In the İstanbul Pedestrian Exhibitions I: Nişantaşı (2002), while Fuat Şahinler created an individual project, Murat Şahinler collaborated with younger artists and established a group under the name »Independent Fake Movement«. With their site-specific Park Cage (2002) project, the Independent Fake Movement (Murat Bayındır, Enis Özbek, Ertuğ Sönmez & Murat Şahinler) draws attention to the fragmentation of space. The project is composed of the mechanical sculptures they name »Silosonofil« placed on the border of the park and the space created by the opening up of the park’s border. Park Cage proposes the meeting of the green and the pavement by removing of the border wall and grids and unifying of the two public spaces that have been separated from each other. Furthermore, it anticipates including the Maçka Park, which constitutes one of the terraces of İstanbul, in the pedestrian panorama. Likewise, Fuat Şahinler’s Untitled(2002) is related to a rare situation that is stepping back of the private space to accommodate public space. With this project, veiling the space in front of a landmark building, the Milli Reasürans building's façade with a giant spider web, he at once points to the well-intended effort to create a public space by carving the buildin's façade and also underlines the paradox emerging from the exclusion of the building's ground floor from pedestrian motion.

Şahinlers participate in Call me ISTANBUL ist mein Name with a new proposal that they created specifically for the exhibition: Not To Be Or To Be (Bir Yokmuş, Bir Varmış)(2003-2004). Living in a city where the minarets occupy the skyline like a chorus made such a project inevitable for Şahinlers; especially, when we consider the impact of change in the whole panorama of the city only through intervening the form of minarets, the most frequent vertical elements in İstanbul.

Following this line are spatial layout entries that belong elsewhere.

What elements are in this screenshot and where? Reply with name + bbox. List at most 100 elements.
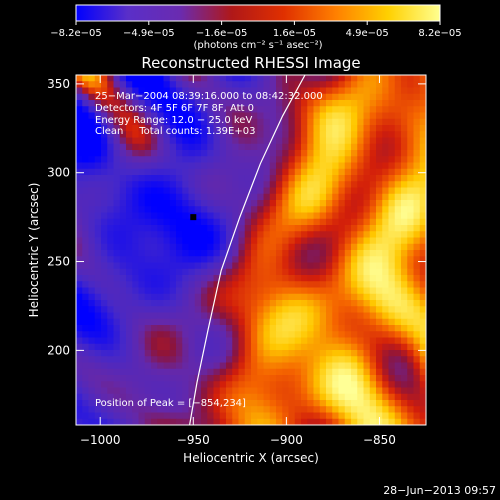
heatmap-cell [394, 293, 402, 301]
heatmap-cell [219, 93, 227, 101]
heatmap-cell [232, 193, 239, 201]
heatmap-cell [226, 125, 233, 132]
heatmap-cell [301, 156, 308, 163]
x-axis-label: Heliocentric X (arcsec) [183, 451, 319, 465]
heatmap-cell [388, 318, 396, 326]
heatmap-cell [113, 206, 121, 213]
heatmap-cell [288, 268, 296, 276]
heatmap-cell [338, 212, 346, 220]
heatmap-cell [332, 237, 339, 245]
heatmap-cell [188, 337, 196, 345]
heatmap-cell [138, 356, 146, 363]
heatmap-cell [163, 268, 171, 276]
heatmap-cell [226, 200, 233, 207]
heatmap-cell [363, 75, 371, 82]
heatmap-cell [157, 331, 164, 338]
heatmap-cell [213, 318, 221, 326]
heatmap-cell [82, 293, 89, 301]
heatmap-cell [144, 125, 152, 132]
heatmap-cell [326, 112, 333, 120]
heatmap-cell [138, 218, 146, 226]
heatmap-cell [382, 281, 389, 288]
heatmap-cell [244, 175, 252, 182]
heatmap-cell [301, 93, 308, 101]
heatmap-cell [194, 275, 202, 282]
heatmap-cell [294, 225, 302, 232]
heatmap-cell [238, 343, 246, 351]
heatmap-cell [338, 343, 346, 351]
heatmap-cell [338, 237, 346, 245]
heatmap-cell [388, 125, 396, 132]
heatmap-cell [188, 318, 196, 326]
heatmap-cell [201, 131, 208, 138]
heatmap-cell [169, 318, 177, 326]
heatmap-cell [76, 206, 83, 213]
heatmap-cell [344, 125, 352, 132]
heatmap-cell [332, 112, 339, 120]
heatmap-cell [119, 112, 127, 120]
chart-title: Reconstructed RHESSI Image [141, 54, 360, 72]
heatmap-cell [257, 262, 264, 270]
heatmap-cell [226, 318, 233, 326]
heatmap-cell [369, 350, 377, 357]
heatmap-cell [419, 168, 426, 176]
heatmap-cell [413, 212, 421, 220]
heatmap-cell [382, 356, 389, 363]
heatmap-cell [351, 225, 358, 232]
heatmap-cell [176, 400, 183, 407]
heatmap-cell [269, 418, 277, 425]
heatmap-cell [357, 368, 364, 376]
heatmap-cell [301, 225, 308, 232]
heatmap-cell [257, 206, 264, 213]
heatmap-cell [276, 100, 283, 107]
heatmap-cell [319, 156, 327, 163]
heatmap-cell [213, 343, 221, 351]
colorbar-units-label: (photons cm⁻² s⁻¹ asec⁻²) [193, 40, 322, 51]
heatmap-cell [363, 343, 371, 351]
heatmap-cell [357, 212, 364, 220]
heatmap-cell [294, 262, 302, 270]
heatmap-cell [363, 218, 371, 226]
heatmap-cell [157, 112, 164, 120]
heatmap-cell [344, 193, 352, 201]
heatmap-cell [176, 175, 183, 182]
heatmap-cell [276, 256, 283, 263]
heatmap-cell [188, 325, 196, 332]
heatmap-cell [176, 312, 183, 320]
heatmap-cell [113, 231, 121, 238]
heatmap-cell [257, 412, 264, 420]
heatmap-cell [244, 312, 252, 320]
heatmap-cell [82, 256, 89, 263]
heatmap-cell [276, 87, 283, 95]
heatmap-cell [357, 337, 364, 345]
heatmap-cell [326, 237, 333, 245]
heatmap-cell [338, 181, 346, 188]
heatmap-cell [394, 225, 402, 232]
footer-date: 28−Jun−2013 09:57 [383, 484, 496, 497]
heatmap-cell [338, 418, 346, 425]
heatmap-cell [401, 406, 408, 413]
heatmap-cell [94, 150, 102, 157]
heatmap-cell [401, 187, 408, 195]
heatmap-cell [363, 331, 371, 338]
heatmap-cell [269, 100, 277, 107]
heatmap-cell [419, 387, 426, 395]
heatmap-cell [269, 181, 277, 188]
heatmap-cell [169, 100, 177, 107]
heatmap-cell [126, 125, 133, 132]
heatmap-cell [201, 268, 208, 276]
heatmap-cell [276, 350, 283, 357]
heatmap-cell [207, 87, 214, 95]
heatmap-cell [169, 137, 177, 145]
heatmap-cell [157, 262, 164, 270]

İstanbul has been going through a series of transformations in almost every level including urbanism and architecture since 1980’s that marked the date of the oppressive coup d’etat but simultaneously adaptation of a liberal economic model, which fostered the process of the integration of Turkey into the global economy. Consequently, besides the shifts, relocations and restructuring certain zones and centres for different concentrations like business and finance, media and transportation, contemporary architectural complexes and forms like high-rise office buildings were initiated during this period. However, the traditional Islamic architectural forms have survived intact also throughout this transitional period. Although Islam in Turkey has been adapting itself to the newly emerging cultural, social, even technological formations and invents novel styles like initiating Turban (headscarf) instead of çarşaf (chador), electronic counter instead of classic tespih (prayer-beads), no one dares to interfere the traditional mosque format which is the Ottoman Classical period. Şahinlers enjoy the idea of marrying the traditional Islamic forms such as minaret with contemporary modes and technology, and create a minaret with a hydraulic elevator appearing only five times a day during the prayer times. It can also be read as a high-rise building for a single person, mocking the impersonalised scale of the towers, which disappears when it does not function. In the Call me ISTANBUL ist mein Name exhibition, they collaborate with Cevdet Erek, sound artist and one of the architects of the exhibition, to join the minaret with a sound project referring to the call to prayer (ezan). It will also serve to carry the audience up to 8 meters high to experience a prayer time at the Şerefe (minaret balcony) as well as to see the exhibition from a bird-eye view.